Milton Santos (1988, p.15) faz referência à pluralidade do urbano no livro Metamorfose do espaço habitado:
Uma das características do 'espaço habitado é, pois, a sua heterogeneidade, seja em termos da distribuição numérica entre continentes e países (e também dentro destes), seja em termos de sua evolução. Aliás, essas duas dimensões escondem e incluem outra: a enorme diversidade qualitativa sobre a superfície da terra, quanto a raças, culturas, credos, níveis de vida etc.
Este espaço multifacetado é cerne de riquezas e de desafios, mas há que se destacar a problemática socioambiental urbana dentre estes. A formação das cidades no Brasil ocorreu sem o necessário planejamento e as consequências do rápido crescimento urbano assolam a população ainda hoje, seja com precárias condições das águas dos rios em cidades que sofrem com a seca ou com o grande desafio da mobilidade urbana em metrópoles engarrafadas. Jacobi (2006, p. 115) afirma:
Este conjunto de temas caracteriza um campo de conflitos que se manifestam através de formas muito diferentes, configurando práticas de apropriação do território e de seus recursos permeados por um conjunto de determinantes que complexificam o avanço rumo a uma gestão mais sustentável das cidades.

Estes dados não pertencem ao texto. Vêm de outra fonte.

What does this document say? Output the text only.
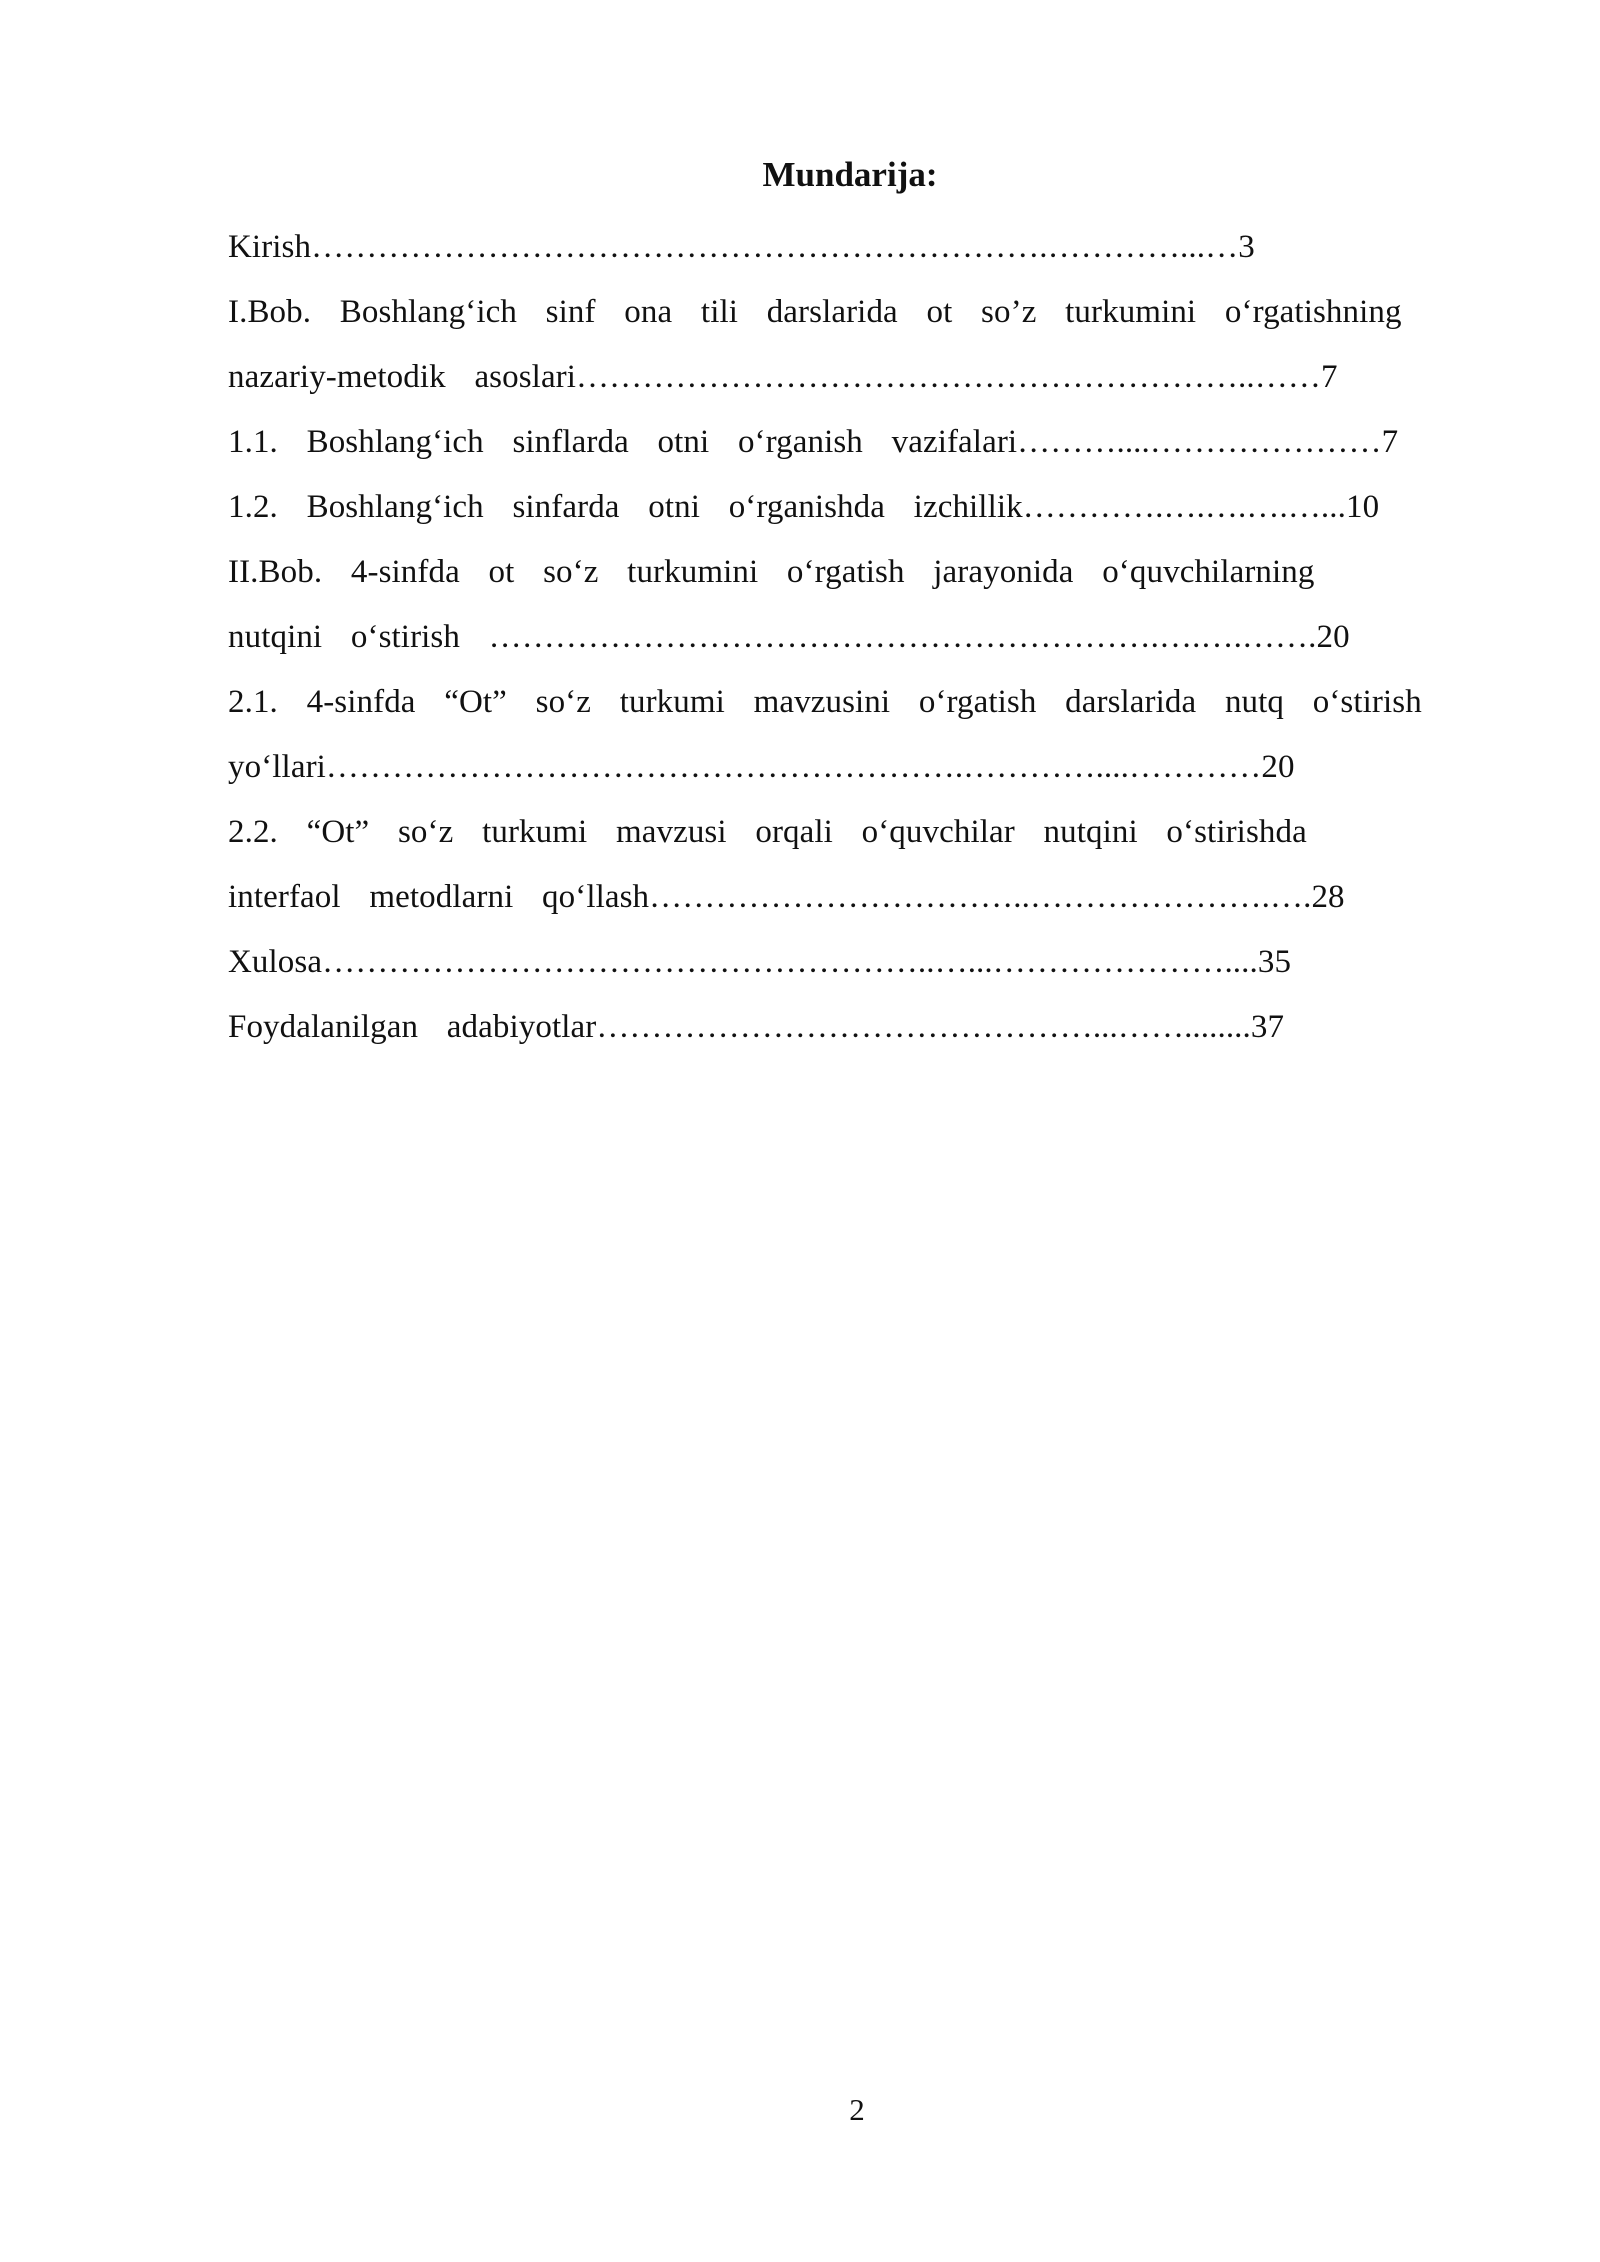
Mundarija:
Kirish………………………………………………………….…………...…3
I.Bob.  Boshlang‘ich  sinf  ona  tili  darslarida  ot  so’z  turkumini  o‘rgatishning
nazariy-metodik  asoslari……………………………………………………..……7
1.1.  Boshlang‘ich  sinflarda  otni  o‘rganish  vazifalari………....…………………7
1.2.  Boshlang‘ich  sinfarda  otni  o‘rganishda  izchillik………….….….….…...10
II.Bob.  4-sinfda  ot  so‘z  turkumini  o‘rgatish  jarayonida  o‘quvchilarning
nutqini  o‘stirish  …………………………………………………….….….…….20
2.1.  4-sinfda  “Ot”  so‘z  turkumi  mavzusini  o‘rgatish  darslarida  nutq  o‘stirish
yo‘llari………………………………………………….…………....…………20
2.2.  “Ot”  so‘z  turkumi  mavzusi  orqali  o‘quvchilar  nutqini  o‘stirishda
interfaol  metodlarni  qo‘llash……………………………..………………….….28
Xulosa………………………………………………..…...…………………....35
Foydalanilgan  adabiyotlar………………………………………...……........37
2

Para Santos (1993) todas as cidades brasileiras possuem problemáticas semelhantes, cada uma com seu grau e intensidade, dentre elas: emprego, habitação, transporte, lazer, água, esgoto, educação e saúde – quanto maior a cidade, mais visíveis se tornam as mazelas. O autor explica:
As cidades, e, sobretudo, as grandes, ocupam, de modo geral, vastas superfícies, entremeadas de vazios. Nessas cidades espraiadas, características de uma urbanização corporativa, há interdependência do que podemos chamar de categorias espaciais relevantes desta época: tamanho urbano, modelo rodoviário, carência de infraestrutura, especulação fundiária e imobiliária, problemas de transporte, extroversão e periferização da população, gerando, graças às dimensões da pobreza e seu componente geográfico, um modelo específico de centro-periferia. Cada qual dessas realidades sustenta e alimenta as demais e o crescimento urbano, é, também, o crescimento sistêmico dessas características. As cidades são grandes porque há especulação e vice-versa; há especulação porque há vazios e vice-versa; porque há vazios, as cidades são grandes. O modelo rodoviário urbano é fator de crescimento disperso e do espraiamento da cidade. Havendo especulação, há criação mercantil da escassez e o problema do acesso à terra e à habitação se acentua. Mas o déficit de residências também leva à especulação e os dois juntos conduzem à periferização da população mais pobre, e, de novo, ao aumento do tamanho urbano. As carências em serviços alimentam a especulação, pela valorização diferencial das diversas frações do território urbano. A organização dos transportes obedece a essa lógica e torna ainda mais pobre os que devem viver longe dos centros, não apenas porque devem pagar caro seus deslocamentos como porque os serviços e bens são mais dispendiosos nas periferias. E isso fortalece os centros em detrimento das periferias, num verdadeiro círculo vicioso (SANTOS, 1993, p.95-96).